The challenge of our tough times is to immerse ourselves in God’s torrent of desire that justice and righteousness be our way of life at the same time we bow our heads in thought and prayer, in the same ceremonies in which we praise God and celebrate God’s good gifts to us all. For, “ritual observance and compassion for the powerless” must not be separated.
At the same time, we must tend to the tender. Paul, who did plenty of prophetic roaring of his own when the occasion called for it, apparently had a soft spot for this little community of new Christians gathered in Thessalonica. Maybe it was because they were so new to the faith that they still practiced their ritual with heart. Their deep concern for those of their number who had died touched something in Paul. He did not want them to despair as darkness descended on their days. “…we do not want you to be uninformed, beloved, about those who have died, so that you may not grieve as others do who have no hope,” he writes. This is the line that jumped out at me as I reflected on Eileen’s question and on this week’s Bible study. I don’t want to find any of us, myself included, grieving without hope. Yes, times are tough, days are dark, loss is real, death touches us all. How do we keep ourselves from falling into a never-ending spiral of darkness and despair?
Here is our good news. We can grieve, as we must, but we can find ourselves grieving with hope. “For Christ, with a cry of command, with the archangel’s call and with the sound of God’s trumpet, will descend from heaven, and the dead in Christ will rise first. Then we who are alive, who are left, will be caught up in the clouds together with them to meet Christ in the air; and so we will be with the Holy One forever. Therefore encourage one another with these words.”
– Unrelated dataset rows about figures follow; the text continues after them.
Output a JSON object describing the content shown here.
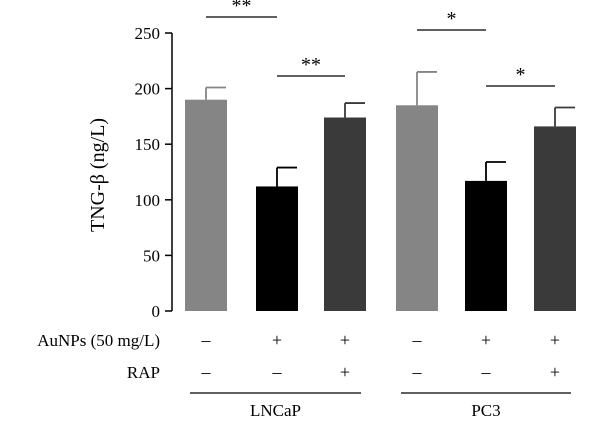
{
  "chart_data": {
    "type": "bar",
    "ylabel": "TNG-β (ng/L)",
    "ylim": [
      0,
      250
    ],
    "yticks": [
      0,
      50,
      100,
      150,
      200,
      250
    ],
    "groups": [
      "LNCaP",
      "PC3"
    ],
    "conditions": [
      {
        "label": "AuNPs (50 mg/L)",
        "signs": [
          "–",
          "+",
          "+",
          "–",
          "+",
          "+"
        ]
      },
      {
        "label": "RAP",
        "signs": [
          "–",
          "–",
          "+",
          "–",
          "–",
          "+"
        ]
      }
    ],
    "bars": [
      {
        "group": "LNCaP",
        "value": 190,
        "error": 11,
        "color": "#858585"
      },
      {
        "group": "LNCaP",
        "value": 112,
        "error": 17,
        "color": "#000000"
      },
      {
        "group": "LNCaP",
        "value": 174,
        "error": 13,
        "color": "#3a3a3a"
      },
      {
        "group": "PC3",
        "value": 185,
        "error": 30,
        "color": "#858585"
      },
      {
        "group": "PC3",
        "value": 117,
        "error": 17,
        "color": "#000000"
      },
      {
        "group": "PC3",
        "value": 166,
        "error": 17,
        "color": "#3a3a3a"
      }
    ],
    "significance": [
      {
        "from": 0,
        "to": 1,
        "label": "**"
      },
      {
        "from": 1,
        "to": 2,
        "label": "**"
      },
      {
        "from": 3,
        "to": 4,
        "label": "*"
      },
      {
        "from": 4,
        "to": 5,
        "label": "*"
      }
    ],
    "grid": false,
    "legend": "none"
  }
}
As with last week’s words from Revelation, Paul is not concerned here with the details of apocalyptic rhetoric. He’s not writing to detail some remarkable rapture that will rescue the righteousness and damn the rest to brimstone and hellfire. He’s writing to a struggling community out of love and concern that they be able to grieve with hope. “…encourage one another with these words,” he urges. In her commentary on this letter, Linda McKinnish Bridges writes, “Paul’s words are intended to create a space for comfort for his grieving friends, not a millennial event chart for eager sky watchers (Linda McKinnish Bridges, Smyth & Helwys Bible Commentary: 1 & 2 Thessalonians, p. 119).
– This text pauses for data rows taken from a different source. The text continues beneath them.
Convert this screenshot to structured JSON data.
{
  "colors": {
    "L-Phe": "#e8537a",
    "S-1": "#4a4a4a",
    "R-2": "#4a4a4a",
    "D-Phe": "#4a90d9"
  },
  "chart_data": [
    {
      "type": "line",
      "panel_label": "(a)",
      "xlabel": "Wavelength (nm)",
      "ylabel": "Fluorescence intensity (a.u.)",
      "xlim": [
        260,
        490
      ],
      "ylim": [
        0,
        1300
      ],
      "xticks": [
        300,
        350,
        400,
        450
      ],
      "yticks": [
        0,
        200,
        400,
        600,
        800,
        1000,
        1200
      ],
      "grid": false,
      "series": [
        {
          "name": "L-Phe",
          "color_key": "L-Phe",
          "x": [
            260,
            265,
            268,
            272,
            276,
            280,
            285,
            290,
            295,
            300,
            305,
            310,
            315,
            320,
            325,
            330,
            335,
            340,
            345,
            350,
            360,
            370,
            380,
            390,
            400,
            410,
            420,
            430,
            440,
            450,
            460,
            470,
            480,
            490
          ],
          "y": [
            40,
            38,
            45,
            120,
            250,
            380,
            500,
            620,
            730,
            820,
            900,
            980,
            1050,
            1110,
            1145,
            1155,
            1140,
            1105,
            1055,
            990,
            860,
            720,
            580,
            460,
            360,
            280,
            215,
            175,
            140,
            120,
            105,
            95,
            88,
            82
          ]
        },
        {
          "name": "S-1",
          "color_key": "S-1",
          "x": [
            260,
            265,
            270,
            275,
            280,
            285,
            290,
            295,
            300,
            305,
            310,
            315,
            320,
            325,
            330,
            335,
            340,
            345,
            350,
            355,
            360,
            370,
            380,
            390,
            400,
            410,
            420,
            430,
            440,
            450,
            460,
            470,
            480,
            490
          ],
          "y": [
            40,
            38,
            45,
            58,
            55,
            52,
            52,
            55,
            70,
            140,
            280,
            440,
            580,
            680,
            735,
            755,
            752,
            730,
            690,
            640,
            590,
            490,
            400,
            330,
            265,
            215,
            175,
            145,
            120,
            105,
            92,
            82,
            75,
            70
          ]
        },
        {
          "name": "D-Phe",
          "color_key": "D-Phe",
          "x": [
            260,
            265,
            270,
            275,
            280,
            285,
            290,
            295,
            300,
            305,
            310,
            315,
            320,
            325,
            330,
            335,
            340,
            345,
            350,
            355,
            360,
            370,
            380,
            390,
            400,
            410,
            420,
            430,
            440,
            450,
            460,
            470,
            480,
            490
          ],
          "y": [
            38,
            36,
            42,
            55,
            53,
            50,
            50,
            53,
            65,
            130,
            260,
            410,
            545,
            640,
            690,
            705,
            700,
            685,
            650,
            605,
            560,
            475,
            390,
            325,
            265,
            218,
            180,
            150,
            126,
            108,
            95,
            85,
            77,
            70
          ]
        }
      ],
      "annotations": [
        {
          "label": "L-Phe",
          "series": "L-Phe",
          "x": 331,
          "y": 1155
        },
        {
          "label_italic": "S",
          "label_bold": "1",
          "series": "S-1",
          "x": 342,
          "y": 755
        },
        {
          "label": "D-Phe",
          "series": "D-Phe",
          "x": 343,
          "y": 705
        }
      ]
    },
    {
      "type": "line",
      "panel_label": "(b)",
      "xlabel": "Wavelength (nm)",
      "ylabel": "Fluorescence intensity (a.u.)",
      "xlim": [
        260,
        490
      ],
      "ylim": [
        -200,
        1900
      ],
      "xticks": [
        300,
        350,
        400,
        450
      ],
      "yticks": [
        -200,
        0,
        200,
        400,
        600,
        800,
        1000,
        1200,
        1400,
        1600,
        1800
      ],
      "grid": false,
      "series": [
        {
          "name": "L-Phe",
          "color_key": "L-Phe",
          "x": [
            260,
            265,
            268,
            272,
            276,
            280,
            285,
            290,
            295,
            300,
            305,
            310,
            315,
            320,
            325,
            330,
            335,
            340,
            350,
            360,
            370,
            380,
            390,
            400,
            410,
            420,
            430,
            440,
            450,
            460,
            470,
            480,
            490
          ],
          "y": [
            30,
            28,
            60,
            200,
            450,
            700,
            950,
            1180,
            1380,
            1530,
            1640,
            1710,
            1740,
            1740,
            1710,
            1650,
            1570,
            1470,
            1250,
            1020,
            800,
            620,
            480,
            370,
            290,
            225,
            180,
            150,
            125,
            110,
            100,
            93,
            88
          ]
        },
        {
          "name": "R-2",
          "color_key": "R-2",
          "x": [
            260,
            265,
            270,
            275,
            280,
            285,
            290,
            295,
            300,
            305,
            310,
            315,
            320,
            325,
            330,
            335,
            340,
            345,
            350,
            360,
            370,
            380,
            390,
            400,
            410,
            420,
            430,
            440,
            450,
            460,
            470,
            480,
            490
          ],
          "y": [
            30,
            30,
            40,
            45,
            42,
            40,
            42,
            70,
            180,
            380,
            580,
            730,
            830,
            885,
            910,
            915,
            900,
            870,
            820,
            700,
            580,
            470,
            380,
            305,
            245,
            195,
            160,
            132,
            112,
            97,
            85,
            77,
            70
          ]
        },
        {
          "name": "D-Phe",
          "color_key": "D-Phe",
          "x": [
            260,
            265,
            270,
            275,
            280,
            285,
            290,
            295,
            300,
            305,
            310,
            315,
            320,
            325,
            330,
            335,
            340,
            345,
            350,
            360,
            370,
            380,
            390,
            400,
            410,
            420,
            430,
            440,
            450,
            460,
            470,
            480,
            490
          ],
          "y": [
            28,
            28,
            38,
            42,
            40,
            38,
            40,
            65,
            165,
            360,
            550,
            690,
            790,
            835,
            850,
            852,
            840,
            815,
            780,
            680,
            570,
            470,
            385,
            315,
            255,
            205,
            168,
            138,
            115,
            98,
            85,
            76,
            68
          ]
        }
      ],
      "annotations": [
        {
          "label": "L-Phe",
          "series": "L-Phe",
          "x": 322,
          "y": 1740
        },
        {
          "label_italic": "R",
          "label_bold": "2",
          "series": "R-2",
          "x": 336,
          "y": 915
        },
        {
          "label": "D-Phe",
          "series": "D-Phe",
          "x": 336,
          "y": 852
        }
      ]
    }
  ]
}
These are tough and tender times. Daily we are confronted with the need for justice and righteousness. Daily we are confronted with the need for compassion and care. We separate these at our peril for these are qualities that characterize the God we serve, the Christ we follow, and the Spirit that moves us along. Grieve, as we must, while still holding hope for a faith that trusts the prophetic word that “Darkness cannot drive out darkness: only light can do that;” that “Hate cannot drive out hate: only love can do that.” Grieving with hope let us live on until we find our home in the light of Love. Amen.